Endlich öffnete sich die Tür und mein Nachbar setzte sich vor die Glaswand.
Natürlich war die nicht üblich, aber bei ihm schien man sie für angebracht zu
halten. Als er mich sah, schien ihm ein Stein vom Herzen zu fallen. „Endlich!“,
sagte er.
„Zum Kotzen!“, sagte ich. Er lachte. Von Herzen. Ich verstand das erst viel
später.
„Kannst du mir einen Gefallen tun?“, ging er sofort in die Offensive.
„Welchen?“, hörte ich meine Stimmorgane lauthals verkünden, ohne ein Okay vom
Resthirn erhalten zu haben. Mein Nachbar war klug genug um zu verstehen. Psychos
können das einfach. Und ich wollte Psychos immer verstehen. Aber eben nicht um
alles in der Welt.
„Kannst du Bruno aus dem Tierheim auslösen und bei dir aufnehmen?“
„STOPP!“, beendete ich den Rührseligkeitsversuch sofort. Schließlich hatte ich
die Fragen. „Wie bist du in meinen Traum gelangt?“
„Alter! Du bist in meinem Traum aufgetaucht!“ Zu meinem Erstaunen stellte ich
fest, dass wir gleichermaßen überrascht waren, wer bei wem wohl das erste mal
aufgetaucht war.
Spätestens jetzt mussten die Beamten, die uns zuhörten, endgültig zu dem Schluss
kommen, dass auch mir staatliche Fürsorge zuteil werden musste. Wären wir doch
bloß beim Hund geblieben. Vielleicht war ja noch was zu retten.
„Ich nehme Bruno auf!“, sagte ich entschlossen.
„Danke für deinen Besuch.“, sagte er leise aber bestimmt und lächelte auf eine
Art die nichts gutes verhieß, sollte ich Bruno nicht retten. Psychos haben ein
erschreckend einnehmendes Wesen. Kein Wunder, das so viele von ihnen Manager
oder Politiker werden.
Das Tierheim hatte noch geöffnet. Bruno war noch das. Er war ein alter, treuer,
zotteliger Schäferhund mit traurigen Augen. Er hatte sofort mein Herz gewonnen.
Es war, als würde ich in einen Spiegel sehen.
Als er mich sah sprang er auf und fing freudig an schwanzwedelnd zu hecheln.
Kaum hatte ich die Wohnungstür hinter uns geschlossen fing Bruno plötzlich an zu
würgen. Als ich sah was er hervor gewürgt hatte traute ich meinen Augen nicht.
Da liefen sie, und sie waren quicklebendig. Die Töchter und die Frau meines
Nachbarn, etwa 2 Zentimeter groß. Sie tanzten und lachten, und als sie mich
sahen lachten sie noch mehr, und ich hatte nur noch einen Gedanken.
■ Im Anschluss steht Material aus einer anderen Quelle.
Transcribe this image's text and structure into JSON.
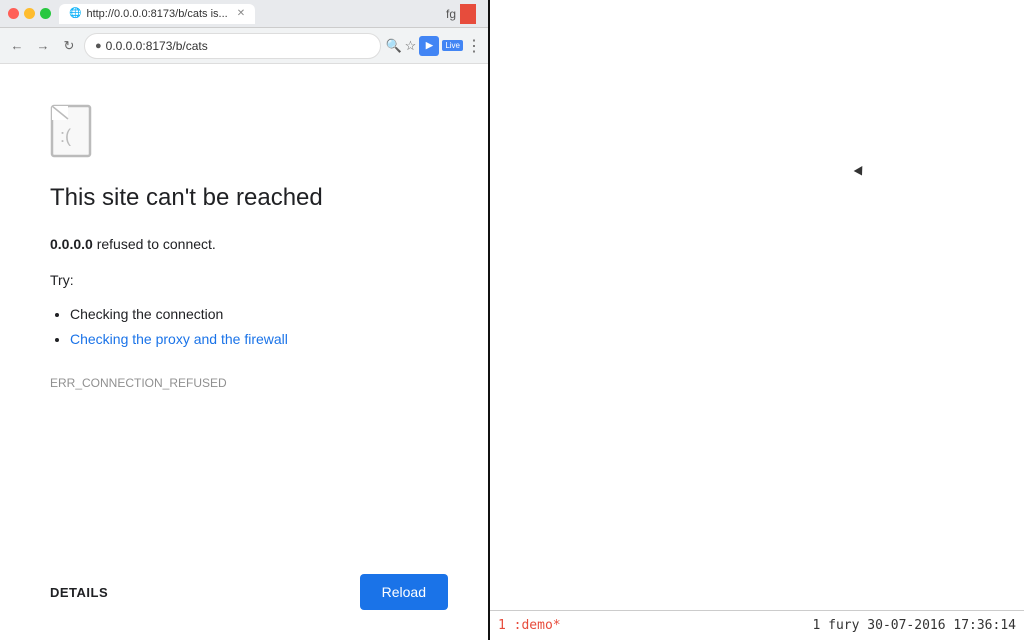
{
  "browser": {
    "tab_title": "http://0.0.0.0:8173/b/cats is...",
    "tab_favicon": "📄",
    "url": "0.0.0.0:8173/b/cats",
    "url_full": "http://0.0.0.0:8173/b/cats",
    "fg_label": "fg",
    "error_title": "This site can't be reached",
    "error_subtitle_host": "0.0.0.0",
    "error_subtitle_msg": " refused to connect.",
    "try_label": "Try:",
    "try_items": [
      {
        "text": "Checking the connection",
        "link": false
      },
      {
        "text": "Checking the proxy and the firewall",
        "link": true
      }
    ],
    "error_code": "ERR_CONNECTION_REFUSED",
    "details_label": "DETAILS",
    "reload_label": "Reload"
  },
  "terminal": {
    "status_left": "1 :demo*",
    "status_right": "1  fury  30-07-2016  17:36:14"
  }
}
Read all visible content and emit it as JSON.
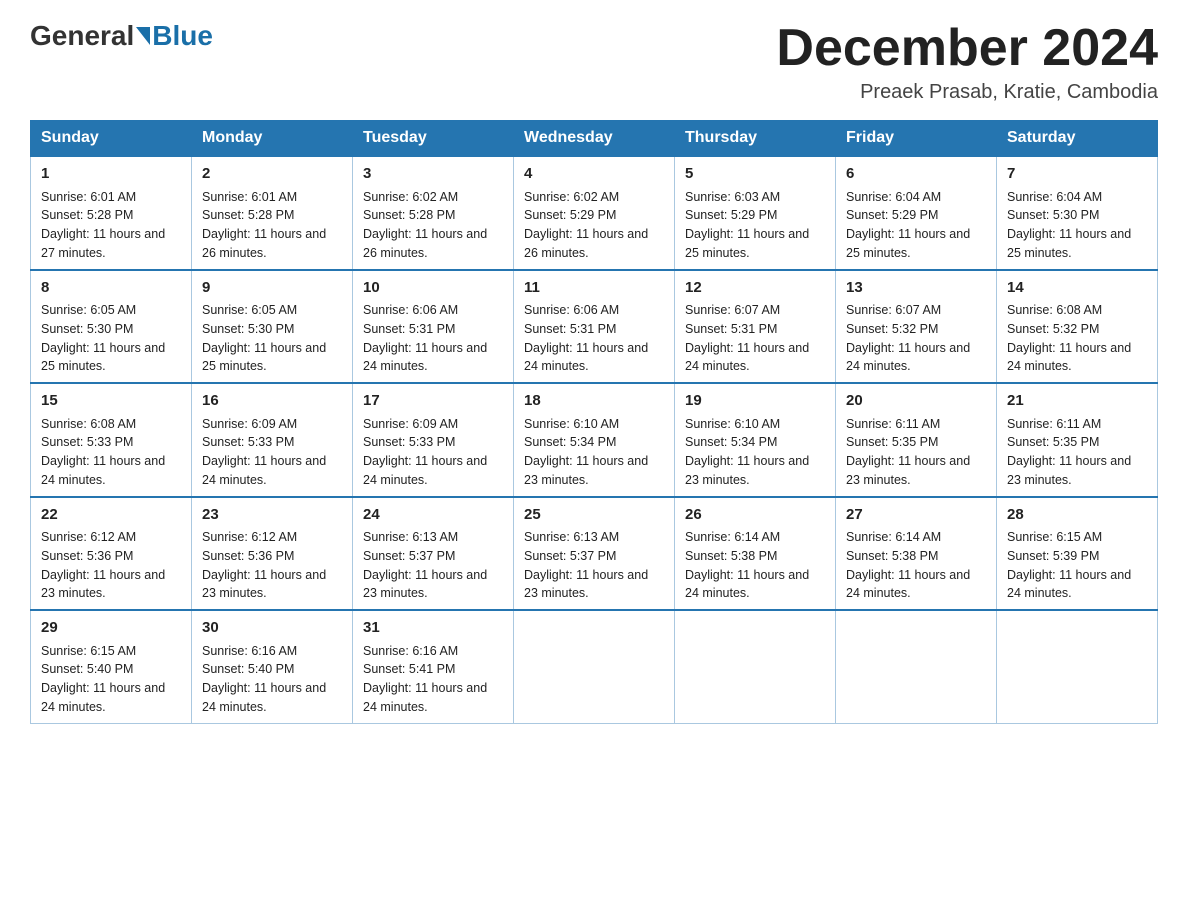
{
  "header": {
    "logo_general": "General",
    "logo_blue": "Blue",
    "month_title": "December 2024",
    "location": "Preaek Prasab, Kratie, Cambodia"
  },
  "days_of_week": [
    "Sunday",
    "Monday",
    "Tuesday",
    "Wednesday",
    "Thursday",
    "Friday",
    "Saturday"
  ],
  "weeks": [
    [
      {
        "day": "1",
        "sunrise": "6:01 AM",
        "sunset": "5:28 PM",
        "daylight": "11 hours and 27 minutes."
      },
      {
        "day": "2",
        "sunrise": "6:01 AM",
        "sunset": "5:28 PM",
        "daylight": "11 hours and 26 minutes."
      },
      {
        "day": "3",
        "sunrise": "6:02 AM",
        "sunset": "5:28 PM",
        "daylight": "11 hours and 26 minutes."
      },
      {
        "day": "4",
        "sunrise": "6:02 AM",
        "sunset": "5:29 PM",
        "daylight": "11 hours and 26 minutes."
      },
      {
        "day": "5",
        "sunrise": "6:03 AM",
        "sunset": "5:29 PM",
        "daylight": "11 hours and 25 minutes."
      },
      {
        "day": "6",
        "sunrise": "6:04 AM",
        "sunset": "5:29 PM",
        "daylight": "11 hours and 25 minutes."
      },
      {
        "day": "7",
        "sunrise": "6:04 AM",
        "sunset": "5:30 PM",
        "daylight": "11 hours and 25 minutes."
      }
    ],
    [
      {
        "day": "8",
        "sunrise": "6:05 AM",
        "sunset": "5:30 PM",
        "daylight": "11 hours and 25 minutes."
      },
      {
        "day": "9",
        "sunrise": "6:05 AM",
        "sunset": "5:30 PM",
        "daylight": "11 hours and 25 minutes."
      },
      {
        "day": "10",
        "sunrise": "6:06 AM",
        "sunset": "5:31 PM",
        "daylight": "11 hours and 24 minutes."
      },
      {
        "day": "11",
        "sunrise": "6:06 AM",
        "sunset": "5:31 PM",
        "daylight": "11 hours and 24 minutes."
      },
      {
        "day": "12",
        "sunrise": "6:07 AM",
        "sunset": "5:31 PM",
        "daylight": "11 hours and 24 minutes."
      },
      {
        "day": "13",
        "sunrise": "6:07 AM",
        "sunset": "5:32 PM",
        "daylight": "11 hours and 24 minutes."
      },
      {
        "day": "14",
        "sunrise": "6:08 AM",
        "sunset": "5:32 PM",
        "daylight": "11 hours and 24 minutes."
      }
    ],
    [
      {
        "day": "15",
        "sunrise": "6:08 AM",
        "sunset": "5:33 PM",
        "daylight": "11 hours and 24 minutes."
      },
      {
        "day": "16",
        "sunrise": "6:09 AM",
        "sunset": "5:33 PM",
        "daylight": "11 hours and 24 minutes."
      },
      {
        "day": "17",
        "sunrise": "6:09 AM",
        "sunset": "5:33 PM",
        "daylight": "11 hours and 24 minutes."
      },
      {
        "day": "18",
        "sunrise": "6:10 AM",
        "sunset": "5:34 PM",
        "daylight": "11 hours and 23 minutes."
      },
      {
        "day": "19",
        "sunrise": "6:10 AM",
        "sunset": "5:34 PM",
        "daylight": "11 hours and 23 minutes."
      },
      {
        "day": "20",
        "sunrise": "6:11 AM",
        "sunset": "5:35 PM",
        "daylight": "11 hours and 23 minutes."
      },
      {
        "day": "21",
        "sunrise": "6:11 AM",
        "sunset": "5:35 PM",
        "daylight": "11 hours and 23 minutes."
      }
    ],
    [
      {
        "day": "22",
        "sunrise": "6:12 AM",
        "sunset": "5:36 PM",
        "daylight": "11 hours and 23 minutes."
      },
      {
        "day": "23",
        "sunrise": "6:12 AM",
        "sunset": "5:36 PM",
        "daylight": "11 hours and 23 minutes."
      },
      {
        "day": "24",
        "sunrise": "6:13 AM",
        "sunset": "5:37 PM",
        "daylight": "11 hours and 23 minutes."
      },
      {
        "day": "25",
        "sunrise": "6:13 AM",
        "sunset": "5:37 PM",
        "daylight": "11 hours and 23 minutes."
      },
      {
        "day": "26",
        "sunrise": "6:14 AM",
        "sunset": "5:38 PM",
        "daylight": "11 hours and 24 minutes."
      },
      {
        "day": "27",
        "sunrise": "6:14 AM",
        "sunset": "5:38 PM",
        "daylight": "11 hours and 24 minutes."
      },
      {
        "day": "28",
        "sunrise": "6:15 AM",
        "sunset": "5:39 PM",
        "daylight": "11 hours and 24 minutes."
      }
    ],
    [
      {
        "day": "29",
        "sunrise": "6:15 AM",
        "sunset": "5:40 PM",
        "daylight": "11 hours and 24 minutes."
      },
      {
        "day": "30",
        "sunrise": "6:16 AM",
        "sunset": "5:40 PM",
        "daylight": "11 hours and 24 minutes."
      },
      {
        "day": "31",
        "sunrise": "6:16 AM",
        "sunset": "5:41 PM",
        "daylight": "11 hours and 24 minutes."
      },
      null,
      null,
      null,
      null
    ]
  ]
}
Hört der
Scheiß auch irgendwann mal auf?
In eigener Sache: Diese Fortsetzung verdankt ihr
Tommy, weil er wissen wollte das es dem
Hund gut geht, verdankt ihr Cooker, der
wissen will wie es kafkaesk und metaffheroisch weiter geht (übrigens danke für
den Vergleich, ich habs nie gelesen), und Schorsch, für den das eigentlich gereicht hätte,
aber nee, das ist eben gelebte Demokratie, dass es weitergeht, und natürlich den
heimlichen Lesern die das
bewerten.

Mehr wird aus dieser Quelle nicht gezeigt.